| AFIK, in a Zero Trust Architecture a VPN is considered a perimeter and therefore it becomes a vector of attack to access systems of authoritative decision. Many security researchers have already established that the benefits of a VPN especially in the modern distributed world are marginal at best. Basically, yes a VPN makes you a tiny bit safer but it also adds a lot of networking complexity and adds more friction to the job of your employees. It also becomes an attack vector for malicious parties, since once they get VPN access they can theoretically access at least the first layer of protected resources. So in layman's terms an attacker just needs to phish for VPN credentials, maybe steal an OTP token and they will have access to a non-trivial amount of network protected resources. On the other hand if every service you use has its own authentication then the attacker needs to target each service and to know what services to attack they need knowledge that is possibly contained in another system that also requires authentication and is definitely not guaranteed for the attacker that all the systems will have the same password and/or have 2FA disabled. Honestly, in my opinion VPNs are just an excuse to monitor traffic.

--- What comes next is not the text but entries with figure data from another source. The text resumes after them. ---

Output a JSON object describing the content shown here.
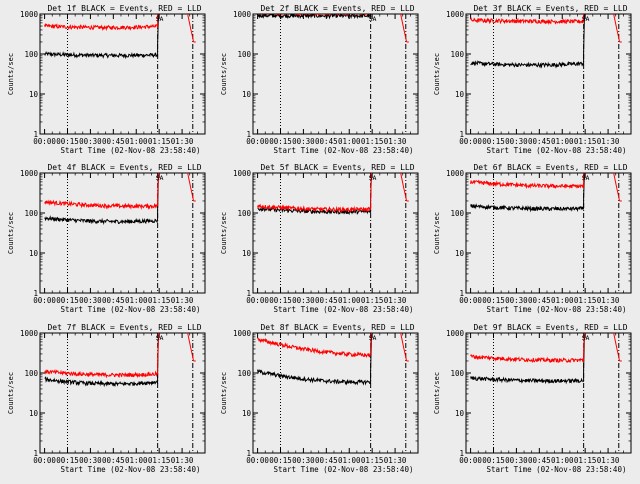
{
  "chart_data": [
    {
      "type": "line",
      "title": "Det 1f BLACK = Events, RED = LLD",
      "ylabel": "Counts/sec",
      "xlabel": "Start Time (02-Nov-08 23:58:40)",
      "yscale": "log",
      "ylim": [
        1,
        1000
      ],
      "yticks": [
        "1",
        "10",
        "100",
        "1000"
      ],
      "xticks": [
        "00:00",
        "00:15",
        "00:30",
        "00:45",
        "01:00",
        "01:15",
        "01:30"
      ],
      "series": [
        {
          "color": "#000000",
          "level_start": 100,
          "level_mid": 88,
          "level_end": 95
        },
        {
          "color": "#ff0000",
          "level_start": 500,
          "level_mid": 430,
          "level_end": 490
        }
      ]
    },
    {
      "type": "line",
      "title": "Det 2f BLACK = Events, RED = LLD",
      "ylabel": "Counts/sec",
      "xlabel": "Start Time (02-Nov-08 23:58:40)",
      "yscale": "log",
      "ylim": [
        1,
        1000
      ],
      "yticks": [
        "1",
        "10",
        "100",
        "1000"
      ],
      "xticks": [
        "00:00",
        "00:15",
        "00:30",
        "00:45",
        "01:00",
        "01:15",
        "01:30"
      ],
      "series": [
        {
          "color": "#000000",
          "level_start": 920,
          "level_mid": 900,
          "level_end": 900
        },
        {
          "color": "#ff0000",
          "level_start": 1100,
          "level_mid": 1080,
          "level_end": 1080
        }
      ]
    },
    {
      "type": "line",
      "title": "Det 3f BLACK = Events, RED = LLD",
      "ylabel": "Counts/sec",
      "xlabel": "Start Time (02-Nov-08 23:58:40)",
      "yscale": "log",
      "ylim": [
        1,
        1000
      ],
      "yticks": [
        "1",
        "10",
        "100",
        "1000"
      ],
      "xticks": [
        "00:00",
        "00:15",
        "00:30",
        "00:45",
        "01:00",
        "01:15",
        "01:30"
      ],
      "series": [
        {
          "color": "#000000",
          "level_start": 60,
          "level_mid": 48,
          "level_end": 58
        },
        {
          "color": "#ff0000",
          "level_start": 700,
          "level_mid": 650,
          "level_end": 650
        }
      ]
    },
    {
      "type": "line",
      "title": "Det 4f BLACK = Events, RED = LLD",
      "ylabel": "Counts/sec",
      "xlabel": "Start Time (02-Nov-08 23:58:40)",
      "yscale": "log",
      "ylim": [
        1,
        1000
      ],
      "yticks": [
        "1",
        "10",
        "100",
        "1000"
      ],
      "xticks": [
        "00:00",
        "00:15",
        "00:30",
        "00:45",
        "01:00",
        "01:15",
        "01:30"
      ],
      "series": [
        {
          "color": "#000000",
          "level_start": 75,
          "level_mid": 55,
          "level_end": 65
        },
        {
          "color": "#ff0000",
          "level_start": 190,
          "level_mid": 140,
          "level_end": 150
        }
      ]
    },
    {
      "type": "line",
      "title": "Det 5f BLACK = Events, RED = LLD",
      "ylabel": "Counts/sec",
      "xlabel": "Start Time (02-Nov-08 23:58:40)",
      "yscale": "log",
      "ylim": [
        1,
        1000
      ],
      "yticks": [
        "1",
        "10",
        "100",
        "1000"
      ],
      "xticks": [
        "00:00",
        "00:15",
        "00:30",
        "00:45",
        "01:00",
        "01:15",
        "01:30"
      ],
      "series": [
        {
          "color": "#000000",
          "level_start": 130,
          "level_mid": 100,
          "level_end": 110
        },
        {
          "color": "#ff0000",
          "level_start": 150,
          "level_mid": 115,
          "level_end": 125
        }
      ]
    },
    {
      "type": "line",
      "title": "Det 6f BLACK = Events, RED = LLD",
      "ylabel": "Counts/sec",
      "xlabel": "Start Time (02-Nov-08 23:58:40)",
      "yscale": "log",
      "ylim": [
        1,
        1000
      ],
      "yticks": [
        "1",
        "10",
        "100",
        "1000"
      ],
      "xticks": [
        "00:00",
        "00:15",
        "00:30",
        "00:45",
        "01:00",
        "01:15",
        "01:30"
      ],
      "series": [
        {
          "color": "#000000",
          "level_start": 150,
          "level_mid": 120,
          "level_end": 130
        },
        {
          "color": "#ff0000",
          "level_start": 600,
          "level_mid": 450,
          "level_end": 470
        }
      ]
    },
    {
      "type": "line",
      "title": "Det 7f BLACK = Events, RED = LLD",
      "ylabel": "Counts/sec",
      "xlabel": "Start Time (02-Nov-08 23:58:40)",
      "yscale": "log",
      "ylim": [
        1,
        1000
      ],
      "yticks": [
        "1",
        "10",
        "100",
        "1000"
      ],
      "xticks": [
        "00:00",
        "00:15",
        "00:30",
        "00:45",
        "01:00",
        "01:15",
        "01:30"
      ],
      "series": [
        {
          "color": "#000000",
          "level_start": 70,
          "level_mid": 45,
          "level_end": 60
        },
        {
          "color": "#ff0000",
          "level_start": 110,
          "level_mid": 80,
          "level_end": 95
        }
      ]
    },
    {
      "type": "line",
      "title": "Det 8f BLACK = Events, RED = LLD",
      "ylabel": "Counts/sec",
      "xlabel": "Start Time (02-Nov-08 23:58:40)",
      "yscale": "log",
      "ylim": [
        1,
        1000
      ],
      "yticks": [
        "1",
        "10",
        "100",
        "1000"
      ],
      "xticks": [
        "00:00",
        "00:15",
        "00:30",
        "00:45",
        "01:00",
        "01:15",
        "01:30"
      ],
      "series": [
        {
          "color": "#000000",
          "level_start": 110,
          "level_mid": 55,
          "level_end": 60
        },
        {
          "color": "#ff0000",
          "level_start": 700,
          "level_mid": 300,
          "level_end": 280
        }
      ]
    },
    {
      "type": "line",
      "title": "Det 9f BLACK = Events, RED = LLD",
      "ylabel": "Counts/sec",
      "xlabel": "Start Time (02-Nov-08 23:58:40)",
      "yscale": "log",
      "ylim": [
        1,
        1000
      ],
      "yticks": [
        "1",
        "10",
        "100",
        "1000"
      ],
      "xticks": [
        "00:00",
        "00:15",
        "00:30",
        "00:45",
        "01:00",
        "01:15",
        "01:30"
      ],
      "series": [
        {
          "color": "#000000",
          "level_start": 75,
          "level_mid": 60,
          "level_end": 65
        },
        {
          "color": "#ff0000",
          "level_start": 260,
          "level_mid": 200,
          "level_end": 210
        }
      ]
    }
  ],
  "markers": {
    "label": "SA",
    "dotted_time": "00:15",
    "dashdot_times": [
      "01:14",
      "01:37"
    ]
  }
}
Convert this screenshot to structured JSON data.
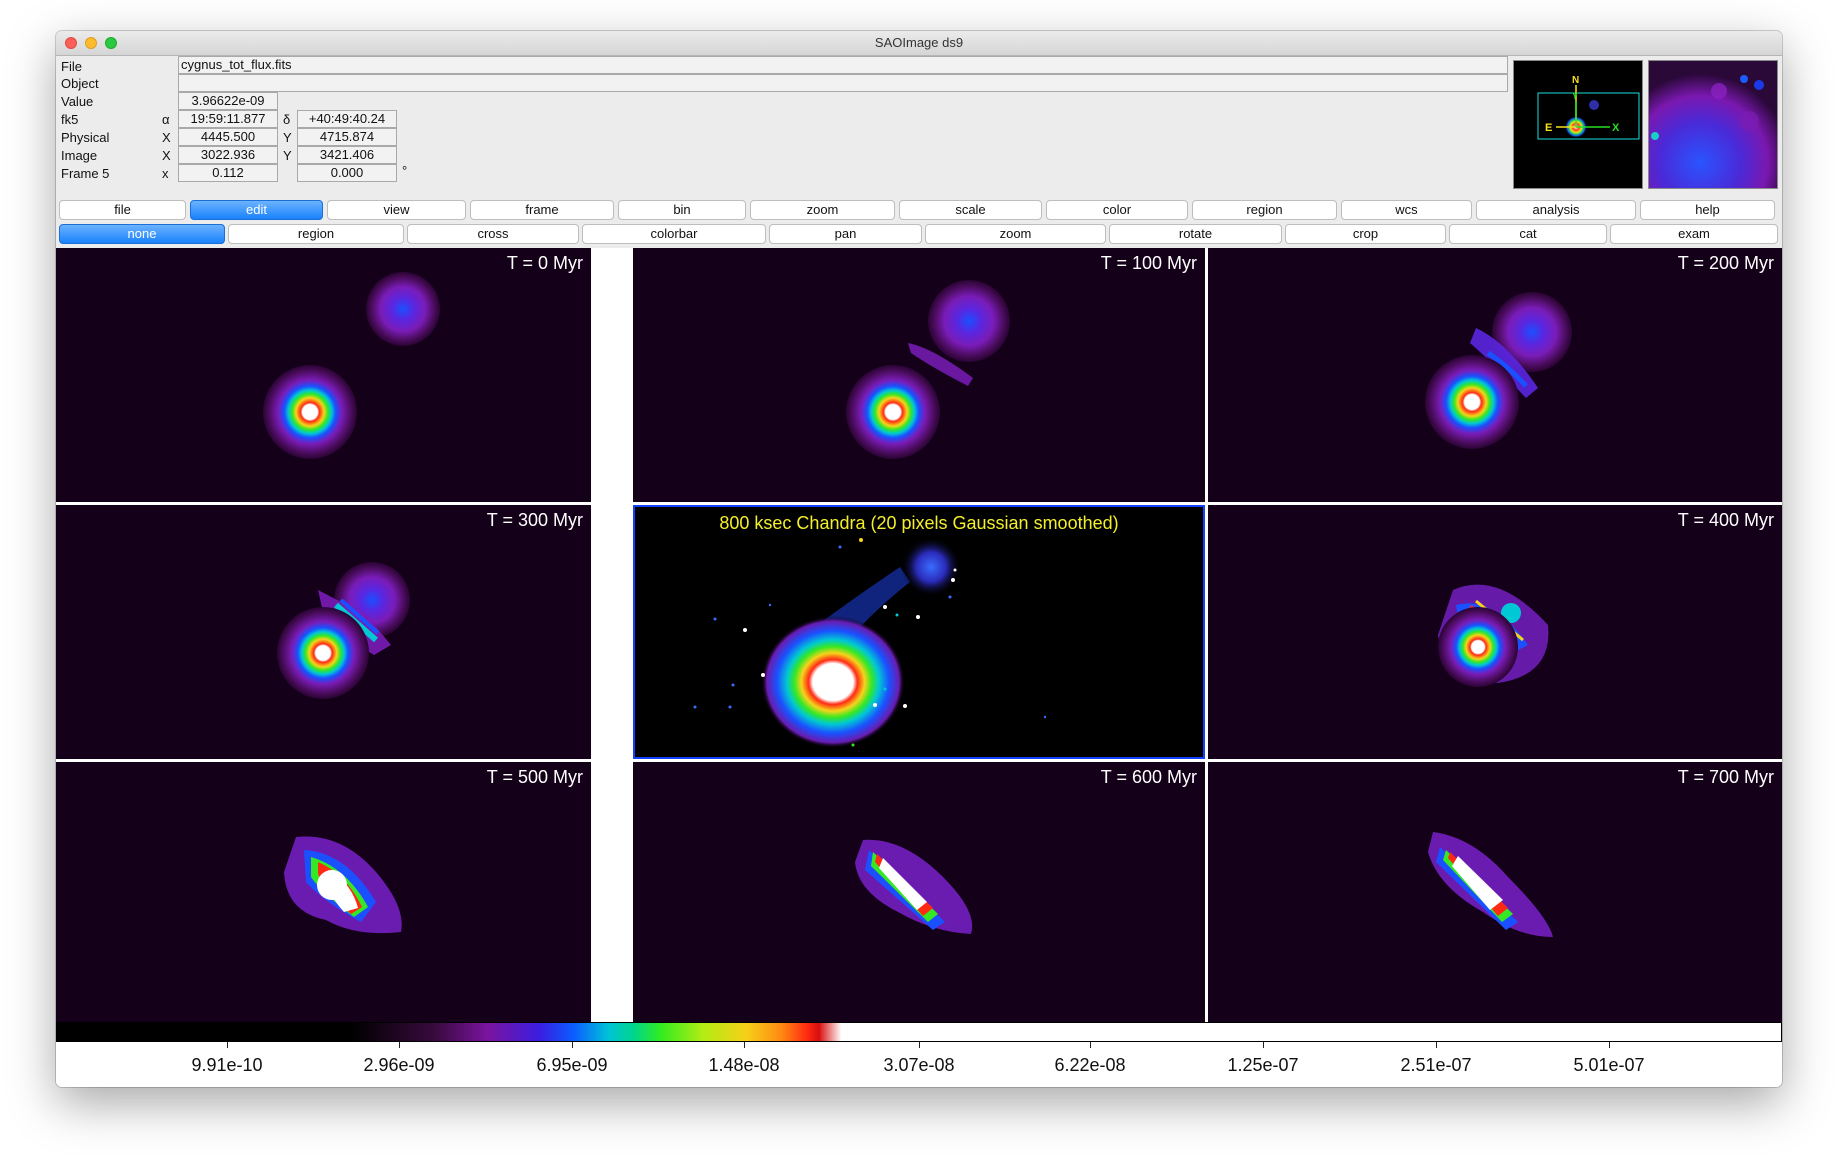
{
  "window": {
    "title": "SAOImage ds9"
  },
  "info": {
    "file_label": "File",
    "file_value": "cygnus_tot_flux.fits",
    "object_label": "Object",
    "object_value": "",
    "value_label": "Value",
    "value_value": "3.96622e-09",
    "fk5_label": "fk5",
    "fk5_alpha_sym": "α",
    "fk5_alpha": "19:59:11.877",
    "fk5_delta_sym": "δ",
    "fk5_delta": "+40:49:40.24",
    "physical_label": "Physical",
    "physical_x_sym": "X",
    "physical_x": "4445.500",
    "physical_y_sym": "Y",
    "physical_y": "4715.874",
    "image_label": "Image",
    "image_x_sym": "X",
    "image_x": "3022.936",
    "image_y_sym": "Y",
    "image_y": "3421.406",
    "frame_label": "Frame 5",
    "frame_x_sym": "x",
    "frame_zoom": "0.112",
    "frame_angle": "0.000",
    "frame_angle_unit": "°"
  },
  "panner": {
    "label_e": "E",
    "label_x": "X",
    "label_n": "N",
    "label_y": "Y"
  },
  "menu": [
    "file",
    "edit",
    "view",
    "frame",
    "bin",
    "zoom",
    "scale",
    "color",
    "region",
    "wcs",
    "analysis",
    "help"
  ],
  "menu_active": "edit",
  "modes": [
    "none",
    "region",
    "cross",
    "colorbar",
    "pan",
    "zoom",
    "rotate",
    "crop",
    "cat",
    "exam"
  ],
  "mode_active": "none",
  "frames": [
    {
      "title": "T = 0 Myr"
    },
    {
      "title": "T = 100 Myr"
    },
    {
      "title": "T = 200 Myr"
    },
    {
      "title": "T = 300 Myr"
    },
    {
      "title": "800 ksec Chandra (20 pixels Gaussian smoothed)"
    },
    {
      "title": "T = 400 Myr"
    },
    {
      "title": "T = 500 Myr"
    },
    {
      "title": "T = 600 Myr"
    },
    {
      "title": "T = 700 Myr"
    }
  ],
  "colorbar": {
    "ticks": [
      "9.91e-10",
      "2.96e-09",
      "6.95e-09",
      "1.48e-08",
      "3.07e-08",
      "6.22e-08",
      "1.25e-07",
      "2.51e-07",
      "5.01e-07"
    ]
  }
}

This is a bit of cynical take, but I'm convinced that companies that use VPNs are more interested in seeing what goes in and out their network than in protecting their resources. |
If your enterprise is a global network with millions of nodes operating a blend of modern and legacy systems accumulated through hundreds of acquisitions in 100+ countries over the course of the last 50 years, a VPN with hardware tokens isn't a bad additional layer. It isn't even mutually exclusive with zero trust, it's just another layer of auth and access.
Twitter? Largely a different story and commando zero trust might be a viable option. As observed many other places, this sounds like a poor authentication model and probably poor governance for highly privileged access. Presumably they will take a look at their authentication, which sounds like it's making some bad assumptions, and improve.